Colorado School for the Deaf and Blind accounts for 100.0% of all Colorado School for the Deaf and Blind student enrollment
That concentration — well above the 8.4% national median for largest-entity share — means Colorado School for the Deaf and Blind-wide averages can mask substantial variation outside the dominant entity. Grade band: other. A single dominant campus often anchors a district's program offerings and staffing patterns; the share helps explain why district-wide averages may not reflect the typical neighbourhood-school experience. When one entity dominates a region's footprint, its programmatic and budget decisions effectively set policy for a majority of the affected population.
Colorado School for the Deaf and Blind has higher-than-average Title I eligibility — 55.4% of the population qualifies for free or reduced-price lunch
free or reduced-price lunch eligibility is the federal threshold for Title I funding allocations, established under the Every Student Succeeds Act (ESSA, 2015). Areas above 75% eligibility receive concentration grants on top of the basic Title I formula. Regions with eligibility this high typically draw a substantially larger federal funding share relative to their local tax base, which can either offset or reinforce existing gaps depending on allocation policy.
Colorado School for the Deaf and Blind student-counselor ratio is 84:1 — low (typically associated with meeting or exceeding the American School Counselor Association (ASCA) recommended 250:1 benchmark, which correlates with stronger college and career counseling capacity)
student-counselor ratio is the simplest comparative metric but it does not capture the full picture: the ratio counts FTE counselors against total enrollment — districts that contract intervention or social-emotional staff outside the counselor classification may be under-counted Lower values often correlate with smaller scale and population characteristics rather than higher resource budgets per se.
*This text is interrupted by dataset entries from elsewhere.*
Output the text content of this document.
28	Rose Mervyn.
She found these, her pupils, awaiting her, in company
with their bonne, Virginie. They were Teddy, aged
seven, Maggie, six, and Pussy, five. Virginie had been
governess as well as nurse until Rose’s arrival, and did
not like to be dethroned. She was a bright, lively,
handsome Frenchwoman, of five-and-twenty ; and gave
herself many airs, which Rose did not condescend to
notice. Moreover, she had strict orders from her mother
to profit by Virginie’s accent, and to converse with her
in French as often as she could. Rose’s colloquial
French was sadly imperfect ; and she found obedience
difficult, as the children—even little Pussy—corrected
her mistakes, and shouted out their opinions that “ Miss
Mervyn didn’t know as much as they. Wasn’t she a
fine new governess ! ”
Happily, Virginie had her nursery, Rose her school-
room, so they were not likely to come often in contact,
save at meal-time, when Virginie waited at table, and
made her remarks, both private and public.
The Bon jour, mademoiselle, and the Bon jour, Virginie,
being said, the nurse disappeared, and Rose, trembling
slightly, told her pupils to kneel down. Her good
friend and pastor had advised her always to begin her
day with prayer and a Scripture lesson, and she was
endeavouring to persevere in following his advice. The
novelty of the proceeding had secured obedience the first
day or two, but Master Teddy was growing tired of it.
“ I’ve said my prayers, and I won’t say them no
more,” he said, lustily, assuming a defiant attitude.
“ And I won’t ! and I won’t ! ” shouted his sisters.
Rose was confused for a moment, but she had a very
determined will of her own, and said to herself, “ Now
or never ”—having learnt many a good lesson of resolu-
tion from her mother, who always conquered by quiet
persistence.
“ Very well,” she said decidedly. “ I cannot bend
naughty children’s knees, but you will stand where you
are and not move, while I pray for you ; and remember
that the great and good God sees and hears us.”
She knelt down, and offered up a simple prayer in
Colorado School for the Deaf and Blind chronic absenteeism rate is 39.5% — high (typically associated with higher-than-average disruption; recent CRDC data showed elevated rates persisting after pandemic-era schooling changes)
chronic absenteeism rate is the simplest comparative metric but it does not capture the full picture: a student is chronically absent if they miss ≥10% of enrolled days for any reason — illness, family obligations, or disengagement Higher values may reflect larger urban scale or recent resource constraints that have widened the gap.
How many schools are in Colorado School for the Deaf and Blind?
Colorado School for the Deaf and Blind has 1 schools, including 1 other. Total enrollment is 166 students.
What is the average rent near Colorado School for the Deaf and Blind?
The HUD Fair Market Rent for a 2-bedroom in El Paso County County is $N/A/month (2026). This affects housing affordability for families in the district.
What is the demographic composition of Colorado School for the Deaf and Blind?
Colorado School for the Deaf and Blind students are 41.3% White, 36.5% Hispanic or Latino, 9.0% African American, 7.2% Asian, averaged across 1 schools. Source: NCES CCD Membership 2024-25.